Numerify Platform: SaaS Tenant Management
Agile Design Sprint. UX, interaction, and visual design.
Spring 2016
Numerify is a SaaS Business Analytics product that focuses on bringing insights to the enterprise. The company has gained a lot of traction the last two years because of our highly crafted analytics and quick time to deploy. However, as the business grows, our backend user experience needs to improve. Our product is breaking into partner reseller markets and our customer count is increasing. The result is an urgent need to more efficiently deploy, manage, and monitor users of our product. Beyond our internal management, we needed to open up our backend platform to reseller partners and enterprise customers as we scale to the next level.
I joined forces with our engineering team to start the process. To begin, we set out on a 2 week design sprint to tackle the tenant and user management portion. This includes the handling of tenants, partners, groups, users, and privileges.
What it look liked before
On day 1, the engineering team showed me the functional app they had recently built. The functionality was very restricted, but it worked. The style was very plain, and there were quite a few UX flaws. It could do very basic things like add or delete users, but new demands had arisen. One of my biggest issues was that the hierarchy of information was unclear as monotonous list views persisted throughout various screens. I applaud the team for whipping up a working prototype so quickly, but the UI needed a fresh start. Nonetheless, it would serve as a reference point for myself and a technical foundation for the dev team.

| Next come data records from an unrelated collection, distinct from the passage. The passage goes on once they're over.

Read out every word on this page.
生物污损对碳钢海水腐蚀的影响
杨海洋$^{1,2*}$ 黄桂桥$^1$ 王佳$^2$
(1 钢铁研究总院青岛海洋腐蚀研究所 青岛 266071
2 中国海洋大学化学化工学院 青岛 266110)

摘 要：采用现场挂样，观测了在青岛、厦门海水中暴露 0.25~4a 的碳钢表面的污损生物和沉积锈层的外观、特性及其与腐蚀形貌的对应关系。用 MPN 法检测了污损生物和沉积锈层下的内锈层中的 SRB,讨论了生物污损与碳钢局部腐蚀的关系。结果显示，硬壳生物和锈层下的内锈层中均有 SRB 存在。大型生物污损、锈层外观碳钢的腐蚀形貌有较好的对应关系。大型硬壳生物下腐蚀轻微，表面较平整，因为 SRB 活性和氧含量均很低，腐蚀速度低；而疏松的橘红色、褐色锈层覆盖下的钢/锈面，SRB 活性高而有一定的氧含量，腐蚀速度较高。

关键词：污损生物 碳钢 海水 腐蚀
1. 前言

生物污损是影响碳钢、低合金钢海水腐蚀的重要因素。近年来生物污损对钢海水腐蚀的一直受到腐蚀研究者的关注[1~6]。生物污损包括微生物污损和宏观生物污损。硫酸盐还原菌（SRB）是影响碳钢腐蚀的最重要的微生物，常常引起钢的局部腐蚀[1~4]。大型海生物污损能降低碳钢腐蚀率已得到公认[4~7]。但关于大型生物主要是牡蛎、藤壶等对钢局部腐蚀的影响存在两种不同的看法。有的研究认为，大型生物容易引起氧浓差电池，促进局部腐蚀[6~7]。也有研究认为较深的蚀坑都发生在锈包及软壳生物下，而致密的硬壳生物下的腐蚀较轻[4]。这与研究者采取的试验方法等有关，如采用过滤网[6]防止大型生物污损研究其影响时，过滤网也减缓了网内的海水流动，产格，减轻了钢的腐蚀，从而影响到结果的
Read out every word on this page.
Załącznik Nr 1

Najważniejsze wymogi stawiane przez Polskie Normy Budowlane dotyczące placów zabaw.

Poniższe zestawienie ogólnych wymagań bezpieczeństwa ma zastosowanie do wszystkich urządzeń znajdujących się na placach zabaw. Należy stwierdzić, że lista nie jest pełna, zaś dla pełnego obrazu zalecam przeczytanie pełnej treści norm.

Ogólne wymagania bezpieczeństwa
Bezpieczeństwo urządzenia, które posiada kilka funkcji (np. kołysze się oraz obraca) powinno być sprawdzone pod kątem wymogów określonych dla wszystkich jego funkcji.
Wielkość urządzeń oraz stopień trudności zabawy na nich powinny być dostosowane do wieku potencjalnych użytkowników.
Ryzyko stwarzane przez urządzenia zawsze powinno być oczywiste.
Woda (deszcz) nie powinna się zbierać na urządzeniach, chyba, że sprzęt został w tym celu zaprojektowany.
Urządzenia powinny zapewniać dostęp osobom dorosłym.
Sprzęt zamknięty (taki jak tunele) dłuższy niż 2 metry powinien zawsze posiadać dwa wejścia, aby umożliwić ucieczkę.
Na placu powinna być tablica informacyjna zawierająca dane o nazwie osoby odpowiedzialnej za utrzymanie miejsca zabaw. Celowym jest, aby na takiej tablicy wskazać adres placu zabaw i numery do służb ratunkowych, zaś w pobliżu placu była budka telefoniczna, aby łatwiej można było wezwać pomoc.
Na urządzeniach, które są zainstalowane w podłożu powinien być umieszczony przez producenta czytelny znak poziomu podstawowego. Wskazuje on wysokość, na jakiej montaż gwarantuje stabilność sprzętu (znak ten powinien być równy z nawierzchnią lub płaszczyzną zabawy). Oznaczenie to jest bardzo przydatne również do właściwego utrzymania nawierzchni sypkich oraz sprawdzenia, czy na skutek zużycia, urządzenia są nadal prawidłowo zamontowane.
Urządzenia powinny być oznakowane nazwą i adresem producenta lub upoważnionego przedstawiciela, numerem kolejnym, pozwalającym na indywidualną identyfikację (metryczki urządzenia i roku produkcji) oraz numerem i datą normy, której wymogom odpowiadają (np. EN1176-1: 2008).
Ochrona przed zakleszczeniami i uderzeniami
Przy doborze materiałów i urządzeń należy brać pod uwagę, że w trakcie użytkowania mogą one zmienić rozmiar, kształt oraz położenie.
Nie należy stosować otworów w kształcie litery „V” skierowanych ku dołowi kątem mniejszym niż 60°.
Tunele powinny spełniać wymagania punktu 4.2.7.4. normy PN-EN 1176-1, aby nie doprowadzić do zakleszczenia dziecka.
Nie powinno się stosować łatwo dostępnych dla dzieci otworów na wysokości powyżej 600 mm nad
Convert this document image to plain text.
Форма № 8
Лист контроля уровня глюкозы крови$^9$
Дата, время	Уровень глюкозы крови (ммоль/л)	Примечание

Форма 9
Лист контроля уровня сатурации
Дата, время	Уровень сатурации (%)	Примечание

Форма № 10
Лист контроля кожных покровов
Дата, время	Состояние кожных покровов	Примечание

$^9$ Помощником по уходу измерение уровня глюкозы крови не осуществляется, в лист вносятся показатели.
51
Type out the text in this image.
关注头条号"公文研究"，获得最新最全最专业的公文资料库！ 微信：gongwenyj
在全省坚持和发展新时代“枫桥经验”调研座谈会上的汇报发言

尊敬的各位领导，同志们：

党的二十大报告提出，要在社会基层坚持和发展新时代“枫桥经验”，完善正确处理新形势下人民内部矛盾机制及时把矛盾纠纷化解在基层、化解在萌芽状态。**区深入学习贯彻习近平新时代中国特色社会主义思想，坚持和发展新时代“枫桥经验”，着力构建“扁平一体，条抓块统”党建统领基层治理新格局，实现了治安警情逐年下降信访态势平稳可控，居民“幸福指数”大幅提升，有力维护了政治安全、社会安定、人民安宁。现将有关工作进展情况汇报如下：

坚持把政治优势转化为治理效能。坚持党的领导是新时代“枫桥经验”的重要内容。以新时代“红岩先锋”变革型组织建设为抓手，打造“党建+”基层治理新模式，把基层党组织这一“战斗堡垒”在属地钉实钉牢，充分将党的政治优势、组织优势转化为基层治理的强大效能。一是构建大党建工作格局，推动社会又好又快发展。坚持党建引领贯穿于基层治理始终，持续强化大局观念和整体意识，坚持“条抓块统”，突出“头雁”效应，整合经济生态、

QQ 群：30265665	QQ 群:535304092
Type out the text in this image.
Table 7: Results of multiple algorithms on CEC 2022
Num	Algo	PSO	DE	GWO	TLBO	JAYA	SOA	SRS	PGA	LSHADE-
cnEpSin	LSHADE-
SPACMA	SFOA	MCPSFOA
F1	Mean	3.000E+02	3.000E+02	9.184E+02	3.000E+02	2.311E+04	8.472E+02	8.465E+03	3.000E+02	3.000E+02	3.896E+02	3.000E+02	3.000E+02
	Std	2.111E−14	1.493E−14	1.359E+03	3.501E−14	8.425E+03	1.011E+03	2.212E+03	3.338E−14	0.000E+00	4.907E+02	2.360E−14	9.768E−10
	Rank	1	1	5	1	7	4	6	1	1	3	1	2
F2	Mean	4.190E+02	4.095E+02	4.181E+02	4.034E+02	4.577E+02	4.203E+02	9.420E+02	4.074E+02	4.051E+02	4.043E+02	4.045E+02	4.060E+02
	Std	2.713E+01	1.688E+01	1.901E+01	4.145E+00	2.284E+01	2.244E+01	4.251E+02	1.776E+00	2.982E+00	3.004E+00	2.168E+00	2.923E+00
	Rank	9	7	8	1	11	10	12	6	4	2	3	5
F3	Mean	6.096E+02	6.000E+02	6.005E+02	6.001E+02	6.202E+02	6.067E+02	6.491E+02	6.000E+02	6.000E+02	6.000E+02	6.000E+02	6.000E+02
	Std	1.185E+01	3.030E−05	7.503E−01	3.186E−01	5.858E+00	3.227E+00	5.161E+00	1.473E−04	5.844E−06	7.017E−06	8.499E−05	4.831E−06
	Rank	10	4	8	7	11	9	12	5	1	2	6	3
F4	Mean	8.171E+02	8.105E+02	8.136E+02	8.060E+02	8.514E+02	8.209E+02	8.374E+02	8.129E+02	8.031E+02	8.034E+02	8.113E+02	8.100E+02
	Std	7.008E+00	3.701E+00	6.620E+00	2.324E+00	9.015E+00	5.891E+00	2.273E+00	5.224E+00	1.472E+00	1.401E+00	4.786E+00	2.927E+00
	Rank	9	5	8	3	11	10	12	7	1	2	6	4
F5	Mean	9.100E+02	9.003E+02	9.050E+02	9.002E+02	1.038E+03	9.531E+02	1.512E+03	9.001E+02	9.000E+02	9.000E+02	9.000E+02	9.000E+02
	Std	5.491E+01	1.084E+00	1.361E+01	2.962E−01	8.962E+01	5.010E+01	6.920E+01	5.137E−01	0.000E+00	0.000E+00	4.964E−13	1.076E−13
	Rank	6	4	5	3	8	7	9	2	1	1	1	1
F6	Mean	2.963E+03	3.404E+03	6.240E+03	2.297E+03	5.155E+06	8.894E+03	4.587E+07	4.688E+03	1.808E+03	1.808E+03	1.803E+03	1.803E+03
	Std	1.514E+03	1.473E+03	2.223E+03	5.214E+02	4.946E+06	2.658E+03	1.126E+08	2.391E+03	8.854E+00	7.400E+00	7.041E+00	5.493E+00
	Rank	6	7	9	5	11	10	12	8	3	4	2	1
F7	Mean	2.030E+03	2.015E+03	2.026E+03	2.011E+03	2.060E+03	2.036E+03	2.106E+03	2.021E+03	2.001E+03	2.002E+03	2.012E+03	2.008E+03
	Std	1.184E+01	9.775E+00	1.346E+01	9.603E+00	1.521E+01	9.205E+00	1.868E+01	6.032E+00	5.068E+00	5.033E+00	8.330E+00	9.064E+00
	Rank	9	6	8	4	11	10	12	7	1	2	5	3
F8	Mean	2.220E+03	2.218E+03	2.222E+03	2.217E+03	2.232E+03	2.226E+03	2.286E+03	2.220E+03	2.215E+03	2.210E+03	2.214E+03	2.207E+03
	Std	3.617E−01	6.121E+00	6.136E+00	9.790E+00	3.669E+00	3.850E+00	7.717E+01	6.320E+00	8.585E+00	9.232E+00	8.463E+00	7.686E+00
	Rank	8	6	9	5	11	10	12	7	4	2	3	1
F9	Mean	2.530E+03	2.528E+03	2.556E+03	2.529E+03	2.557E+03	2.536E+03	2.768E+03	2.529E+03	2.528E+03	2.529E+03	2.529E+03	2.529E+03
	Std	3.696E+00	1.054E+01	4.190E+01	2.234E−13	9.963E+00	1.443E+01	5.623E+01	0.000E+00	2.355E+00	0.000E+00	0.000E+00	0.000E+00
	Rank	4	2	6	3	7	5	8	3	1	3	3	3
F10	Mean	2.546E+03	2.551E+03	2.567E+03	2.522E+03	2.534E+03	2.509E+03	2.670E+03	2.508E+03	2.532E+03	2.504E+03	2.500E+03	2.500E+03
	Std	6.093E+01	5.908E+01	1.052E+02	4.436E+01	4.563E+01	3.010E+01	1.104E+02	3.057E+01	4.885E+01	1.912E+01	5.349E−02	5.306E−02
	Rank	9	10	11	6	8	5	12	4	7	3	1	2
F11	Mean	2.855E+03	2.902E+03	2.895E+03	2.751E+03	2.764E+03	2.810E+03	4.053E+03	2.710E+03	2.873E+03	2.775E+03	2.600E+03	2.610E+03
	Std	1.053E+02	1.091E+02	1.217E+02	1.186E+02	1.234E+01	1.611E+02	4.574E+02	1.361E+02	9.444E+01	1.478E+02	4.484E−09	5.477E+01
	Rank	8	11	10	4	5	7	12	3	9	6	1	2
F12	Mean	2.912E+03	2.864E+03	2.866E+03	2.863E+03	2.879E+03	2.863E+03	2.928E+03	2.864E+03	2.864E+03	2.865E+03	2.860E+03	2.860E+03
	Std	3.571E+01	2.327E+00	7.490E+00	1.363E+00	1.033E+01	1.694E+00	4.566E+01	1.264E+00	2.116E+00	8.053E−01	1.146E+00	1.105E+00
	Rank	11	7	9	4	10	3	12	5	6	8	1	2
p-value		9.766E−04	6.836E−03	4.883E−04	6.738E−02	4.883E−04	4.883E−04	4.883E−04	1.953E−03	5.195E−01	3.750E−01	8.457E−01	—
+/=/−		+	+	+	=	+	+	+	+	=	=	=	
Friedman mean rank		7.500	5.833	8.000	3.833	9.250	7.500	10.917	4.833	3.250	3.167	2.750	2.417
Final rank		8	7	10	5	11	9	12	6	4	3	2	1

Defining Goals: Design to scale our business... and quick
After a couple of conversations with some external stakeholders and our engineering team, it became clear we needed alignment on our information architecture. The project had quickly gone from simplistic user management to phase one of a large scale platform management system. Gathering information from requirements docs, standup meetings, and slack conversations, I took it upon myself to visualize and document our thinking. I've always been a big fan of creating visual UX docs from the get go, and this project was a prototypical use case. They're a fantastic way to quickly get everyone on the same page.
Sketching: A functional workflow with unique delight
Now that we had established the architecture of tenant management, I started sketching a variety of screen styles and flows. One goal was to move beyond static listings without sacrificing performance. This led me to a flexible card based style that would allow an abundance of interaction paradigms. In addition, I discovered the app needed to accommodate a tenant view that drove actions through measurable insights such as usage analytics.
Wireframes
These wireframes show the flow between managing organizations, groups, and users. They also clarify the commonalities and differences between how the system behaves for Numerify users, partner users, and tenant users. Next, the wireframes helped me dive into the details about where interaction elements should be placed on the screen.
Final Design and Implementation
These are some of the final screens that shipped as phase 1 of the platform management system. I worked very closely with our developer to iterate and explore UI components to ship the product quickly. We leveraged Google's Angular Material framework. Angular turned out to be a very scalable framework for us. It aligns with my design principles for Numerify branded products and provides reusable components for the development team.